What I mean by "Kerr is not a disk" is that the solution spans all 3
spatial dimensions and is not a metric describing a planar...anything.
Whereas the Neugebauer/Meiniel solution is, well, a disk of rotating
matter.
The only relation between the two seems to be that the rotating disk
is presumed to collapse into a rotating Kerr hole. Past that, I see no
relationship.
I think Einstein-Cartan theory is very cute in that it not only
sidesteps a lot of the singularity and existence theorems that depend
on the strong energy condition [T_uv U^u U^v 0 iirc] because spin
counteracts positive stress-energy.
You mean that intrinsic angular momentum shows up as "negative mass"?

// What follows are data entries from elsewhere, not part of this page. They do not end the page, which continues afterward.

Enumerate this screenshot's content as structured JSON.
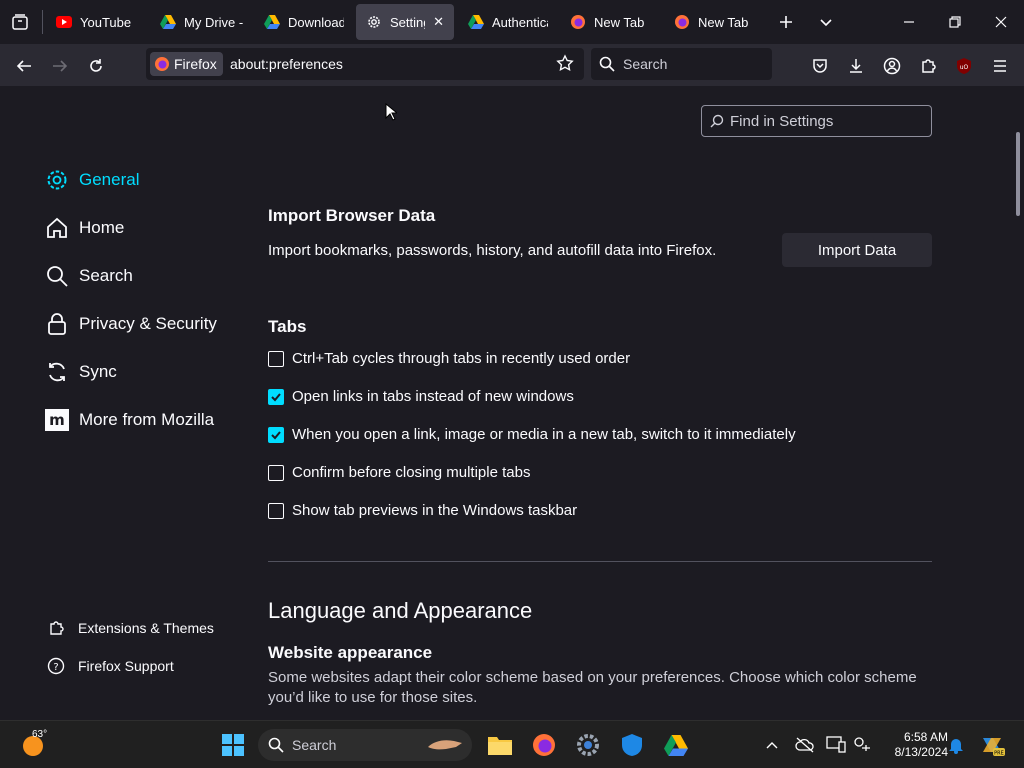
{
  "tabs": [
    {
      "label": "YouTube",
      "icon": "youtube-icon"
    },
    {
      "label": "My Drive -",
      "icon": "google-drive-icon"
    },
    {
      "label": "Download",
      "icon": "google-drive-icon"
    },
    {
      "label": "Settings",
      "icon": "gear-icon",
      "active": true
    },
    {
      "label": "Authentica",
      "icon": "google-drive-icon"
    },
    {
      "label": "New Tab",
      "icon": "firefox-icon"
    },
    {
      "label": "New Tab",
      "icon": "firefox-icon"
    }
  ],
  "navbar": {
    "identity_label": "Firefox",
    "url": "about:preferences",
    "search_placeholder": "Search"
  },
  "find_placeholder": "Find in Settings",
  "categories": [
    {
      "label": "General",
      "icon": "gear-icon",
      "selected": true
    },
    {
      "label": "Home",
      "icon": "home-icon"
    },
    {
      "label": "Search",
      "icon": "search-icon"
    },
    {
      "label": "Privacy & Security",
      "icon": "lock-icon"
    },
    {
      "label": "Sync",
      "icon": "sync-icon"
    },
    {
      "label": "More from Mozilla",
      "icon": "mozilla-icon"
    }
  ],
  "footer": {
    "extensions": "Extensions & Themes",
    "support": "Firefox Support"
  },
  "import": {
    "title": "Import Browser Data",
    "description": "Import bookmarks, passwords, history, and autofill data into Firefox.",
    "button": "Import Data"
  },
  "tabs_section": {
    "title": "Tabs",
    "options": [
      {
        "label": "Ctrl+Tab cycles through tabs in recently used order",
        "checked": false
      },
      {
        "label": "Open links in tabs instead of new windows",
        "checked": true
      },
      {
        "label": "When you open a link, image or media in a new tab, switch to it immediately",
        "checked": true
      },
      {
        "label": "Confirm before closing multiple tabs",
        "checked": false
      },
      {
        "label": "Show tab previews in the Windows taskbar",
        "checked": false
      }
    ]
  },
  "language": {
    "title": "Language and Appearance",
    "web_appearance_title": "Website appearance",
    "web_appearance_desc": "Some websites adapt their color scheme based on your preferences. Choose which color scheme you’d like to use for those sites."
  },
  "taskbar": {
    "temperature": "63°",
    "search_placeholder": "Search",
    "time": "6:58 AM",
    "date": "8/13/2024"
  },
  "colors": {
    "accent": "#00ddff",
    "background": "#1c1b22",
    "toolbar": "#2b2a33"
  }
}
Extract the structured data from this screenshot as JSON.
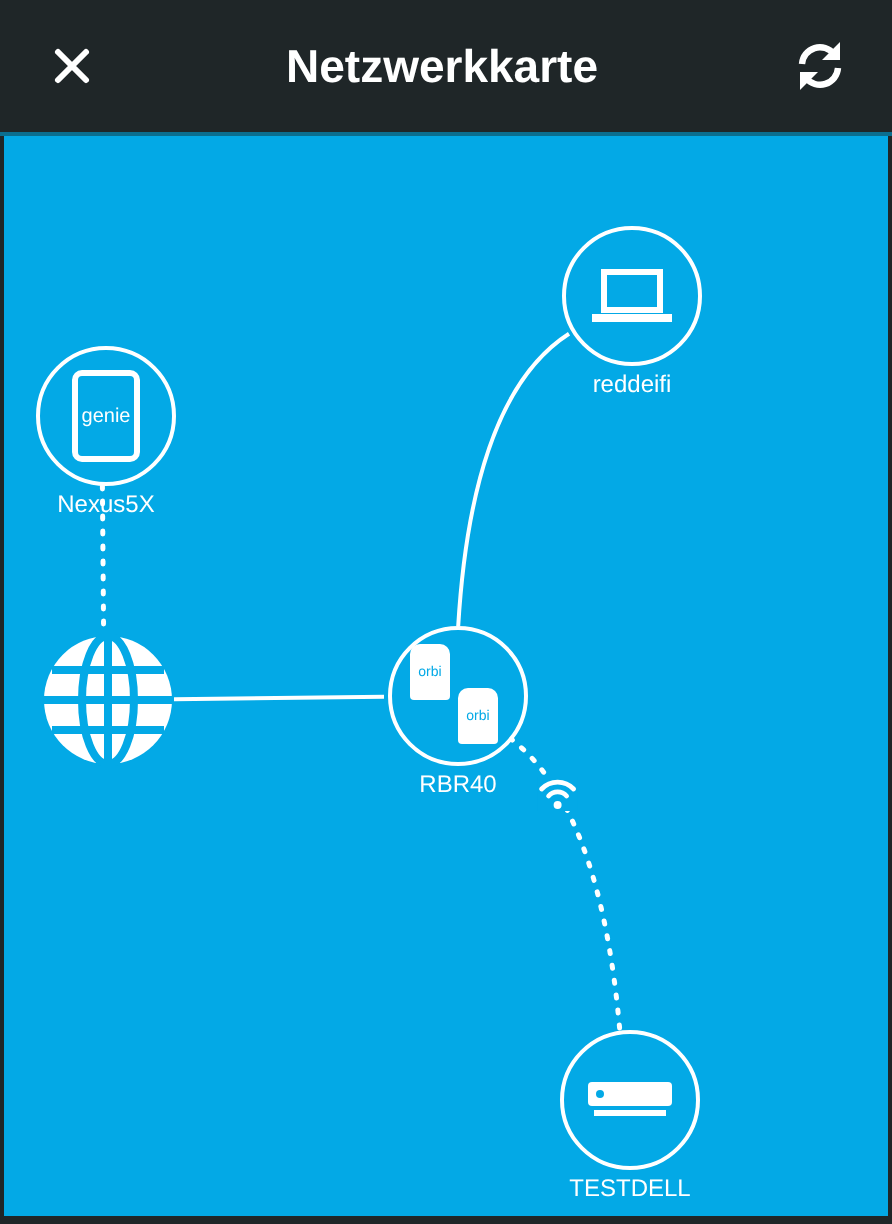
{
  "header": {
    "title": "Netzwerkkarte"
  },
  "nodes": [
    {
      "kind": "phone",
      "label": "Nexus5X",
      "icon_text": "genie"
    },
    {
      "kind": "internet"
    },
    {
      "kind": "router",
      "label": "RBR40",
      "icon_text": [
        "orbi",
        "orbi"
      ]
    },
    {
      "kind": "laptop",
      "label": "reddeifi"
    },
    {
      "kind": "desktop",
      "label": "TESTDELL"
    }
  ],
  "links": [
    {
      "kind": "wireless"
    },
    {
      "kind": "wired"
    },
    {
      "kind": "wired"
    },
    {
      "kind": "wireless"
    }
  ]
}
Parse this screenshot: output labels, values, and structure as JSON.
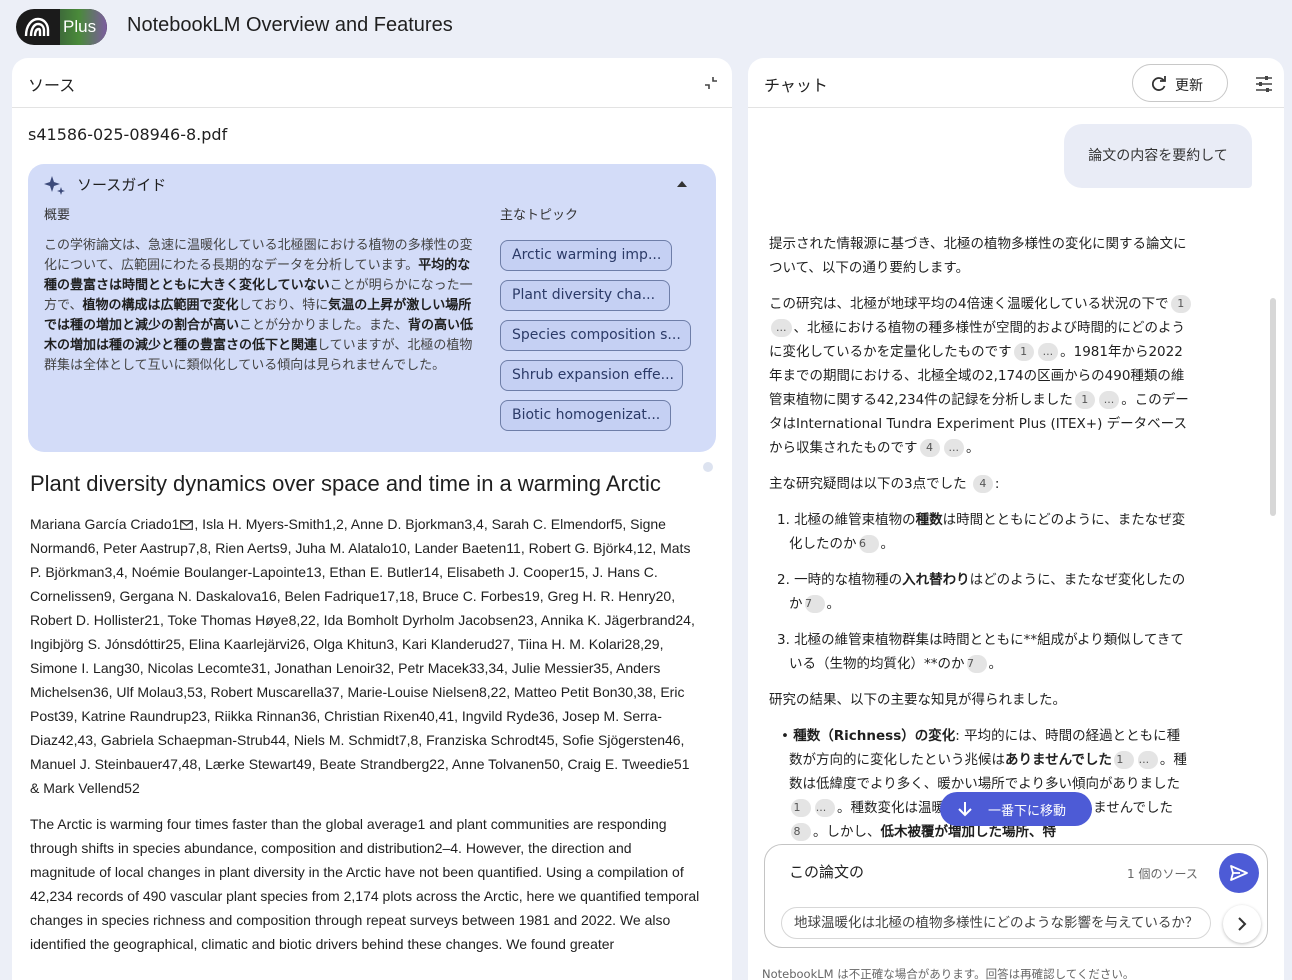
{
  "header": {
    "plan_badge": "Plus",
    "notebook_title": "NotebookLM Overview and Features"
  },
  "sources": {
    "panel_title": "ソース",
    "file_name": "s41586-025-08946-8.pdf",
    "guide": {
      "title": "ソースガイド",
      "summary_heading": "概要",
      "topics_heading": "主なトピック",
      "summary": [
        {
          "t": "この学術論文は、急速に温暖化している北極圏における植物の多様性の変化について、広範囲にわたる長期的なデータを分析しています。",
          "b": false
        },
        {
          "t": "平均的な種の豊富さは時間とともに大きく変化していない",
          "b": true
        },
        {
          "t": "ことが明らかになった一方で、",
          "b": false
        },
        {
          "t": "植物の構成は広範囲で変化",
          "b": true
        },
        {
          "t": "しており、特に",
          "b": false
        },
        {
          "t": "気温の上昇が激しい場所では種の増加と減少の割合が高い",
          "b": true
        },
        {
          "t": "ことが分かりました。また、",
          "b": false
        },
        {
          "t": "背の高い低木の増加は種の減少と種の豊富さの低下と関連",
          "b": true
        },
        {
          "t": "していますが、北極の植物群集は全体として互いに類似化している傾向は見られませんでした。",
          "b": false
        }
      ],
      "topics": [
        "Arctic warming imp...",
        "Plant diversity cha...",
        "Species composition s...",
        "Shrub expansion effe...",
        "Biotic homogenizat..."
      ]
    },
    "doc_title": "Plant diversity dynamics over space and time in a warming Arctic",
    "authors_first": "Mariana García Criado1",
    "authors_rest": ", Isla H. Myers-Smith1,2, Anne D. Bjorkman3,4, Sarah C. Elmendorf5, Signe Normand6, Peter Aastrup7,8, Rien Aerts9, Juha M. Alatalo10, Lander Baeten11, Robert G. Björk4,12, Mats P. Björkman3,4, Noémie Boulanger-Lapointe13, Ethan E. Butler14, Elisabeth J. Cooper15, J. Hans C. Cornelissen9, Gergana N. Daskalova16, Belen Fadrique17,18, Bruce C. Forbes19, Greg H. R. Henry20, Robert D. Hollister21, Toke Thomas Høye8,22, Ida Bomholt Dyrholm Jacobsen23, Annika K. Jägerbrand24, Ingibjörg S. Jónsdóttir25, Elina Kaarlejärvi26, Olga Khitun3, Kari Klanderud27, Tiina H. M. Kolari28,29, Simone I. Lang30, Nicolas Lecomte31, Jonathan Lenoir32, Petr Macek33,34, Julie Messier35, Anders Michelsen36, Ulf Molau3,53, Robert Muscarella37, Marie-Louise Nielsen8,22, Matteo Petit Bon30,38, Eric Post39, Katrine Raundrup23, Riikka Rinnan36, Christian Rixen40,41, Ingvild Ryde36, Josep M. Serra-Diaz42,43, Gabriela Schaepman-Strub44, Niels M. Schmidt7,8, Franziska Schrodt45, Sofie Sjögersten46, Manuel J. Steinbauer47,48, Lærke Stewart49, Beate Strandberg22, Anne Tolvanen50, Craig E. Tweedie51 & Mark Vellend52",
    "abstract": "The Arctic is warming four times faster than the global average1 and plant communities are responding through shifts in species abundance, composition and distribution2–4. However, the direction and magnitude of local changes in plant diversity in the Arctic have not been quantified. Using a compilation of 42,234 records of 490 vascular plant species from 2,174 plots across the Arctic, here we quantified temporal changes in species richness and composition through repeat surveys between 1981 and 2022. We also identified the geographical, climatic and biotic drivers behind these changes. We found greater"
  },
  "chat": {
    "panel_title": "チャット",
    "refresh_label": "更新",
    "user_message": "論文の内容を要約して",
    "jump_label": "一番下に移動",
    "input_value": "この論文の",
    "source_count": "1 個のソース",
    "suggestion": "地球温暖化は北極の植物多様性にどのような影響を与えているか？",
    "disclaimer": "NotebookLM は不正確な場合があります。回答は再確認してください。",
    "response": {
      "intro": "提示された情報源に基づき、北極の植物多様性の変化に関する論文について、以下の通り要約します。",
      "p1": [
        {
          "t": "この研究は、北極が地球平均の4倍速く温暖化している状況の下で"
        },
        {
          "c": "1"
        },
        {
          "c": "..."
        },
        {
          "t": "、北極における植物の種多様性が空間的および時間的にどのように変化しているかを定量化したものです"
        },
        {
          "c": "1"
        },
        {
          "c": "..."
        },
        {
          "t": "。1981年から2022年までの期間における、北極全域の2,174の区画からの490種類の維管束植物に関する42,234件の記録を分析しました"
        },
        {
          "c": "1"
        },
        {
          "c": "..."
        },
        {
          "t": "。このデータはInternational Tundra Experiment Plus (ITEX+) データベースから収集されたものです"
        },
        {
          "c": "4"
        },
        {
          "c": "..."
        },
        {
          "t": "。"
        }
      ],
      "questions_intro": "主な研究疑問は以下の3点でした",
      "questions_cite": "4",
      "q1": [
        {
          "t": "1. 北極の維管束植物の"
        },
        {
          "b": "種数"
        },
        {
          "t": "は時間とともにどのように、またなぜ変化したのか"
        },
        {
          "c": "6"
        },
        {
          "t": "。"
        }
      ],
      "q2": [
        {
          "t": "2. 一時的な植物種の"
        },
        {
          "b": "入れ替わり"
        },
        {
          "t": "はどのように、またなぜ変化したのか"
        },
        {
          "c": "7"
        },
        {
          "t": "。"
        }
      ],
      "q3": [
        {
          "t": "3. 北極の維管束植物群集は時間とともに**組成がより類似してきている（生物的均質化）**のか"
        },
        {
          "c": "7"
        },
        {
          "t": "。"
        }
      ],
      "results_intro": "研究の結果、以下の主要な知見が得られました。",
      "bullet1": [
        {
          "t": "• "
        },
        {
          "b": "種数（Richness）の変化"
        },
        {
          "t": ": 平均的には、時間の経過とともに種数が方向的に変化したという兆候は"
        },
        {
          "b": "ありませんでした"
        },
        {
          "c": "1"
        },
        {
          "c": "..."
        },
        {
          "t": "。種数は低緯度でより多く、暖かい場所でより多い傾向がありました"
        },
        {
          "c": "1"
        },
        {
          "c": "..."
        },
        {
          "t": "。種数変化は温暖化の傾向とは関連していませんでした"
        },
        {
          "c": "8"
        },
        {
          "t": "。しかし、"
        },
        {
          "b": "低木被覆が増加した場所、特"
        }
      ]
    }
  }
}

Does this mean if we had a mass with sufficient intrinsic angular
momentum at the Earth's surface it would float away like a balloon?
No. I specifically do not mean negative mass. The best phrasing I can
think of at the moment is negative energy density.
I did go on to think "negative energy" was probably better ... but
why? Do you want to emphasize this is not the rest mass of anything?
Yes - because negative mass [which I have thought about but haven't
formed a solid opinion of] does not exist whereas negative energy
densities can and do exist in limited circumstances.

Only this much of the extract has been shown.